I decided to make a diary
Dec 6
"Do you like me?"
That question popped up when he decided to be more than fwb. The answer is obvious, i love him so i said yes. It was more than 6 months ago. We had fights, we made up and now i understand him more. eps because he was gaming a lot it's seems like when he stressed he plays game a lot. I wont bother him. I said to my self it's better than he's cheating me on another woman. It's hard being in LDR, i dunno what he did, he dunno what i do. The only thing we can do is communicating. Last time he asked permission to be away for some time. He told me he need to make more money. So i said okay.
It's said that our life is a cake, our relationship with others are icing. I think again. My life is indeed plain without him. But i try myself to make the cake taste good.
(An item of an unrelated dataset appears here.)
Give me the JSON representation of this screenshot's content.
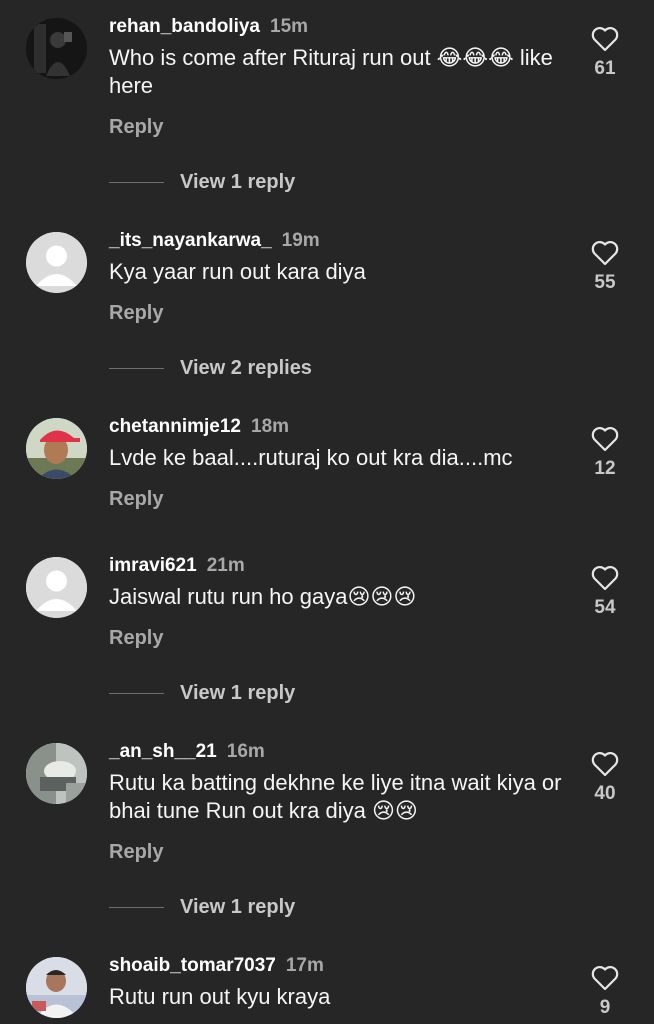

I write diary here, i planned to go home to parents place tonight, i do skincare routine. But i'm worried about him. Does he ever think about me? I wonder.
dec 25
i.was playing game a lot i watch video i wash clothes. but still i'm feeling uneasy. just why.
dec 26
morning
it maybe silly if he actually responded to me after everything i think. it's been 6 days since he appear online but not messaging anyone in groups. but he let his bestfriend know "oh i'm on a job so i cant go to cinema with you". really? he told him but not me. a
it's been SIX DAYS
i really not that important? should i just start a fight with him. he'll ended up breaking up with me then.
i tried to make everything good again but why it doesnt work
i also consider lifexiting myself a lot because of that. if it really happen no one can stop me anymore.
dec 27
he contacted me yesterday, he told me he dropped his phone inside water. i decided to trust him. at this point i also know he cant buy any phone so he used telegram pc. but i told him if he want to go somewhere for 6 days he need to tell me before he go that looooong time really. but nothing can be done if and his phone was like this. i'm being anxious again. i want this anxiety because he doesnt contact me to go away
2 jan 2020
happy new year everyone. last time i decided not to contact anyone in chat or media social for 2 weeks, i'm still on first week.
i broke my own rules by replying to my bf new year greeting. but it'll be rude to ignore. no one text me new year greeting. others think it's sinful so they dont.
whatever. still there's 10 days left. i miss him.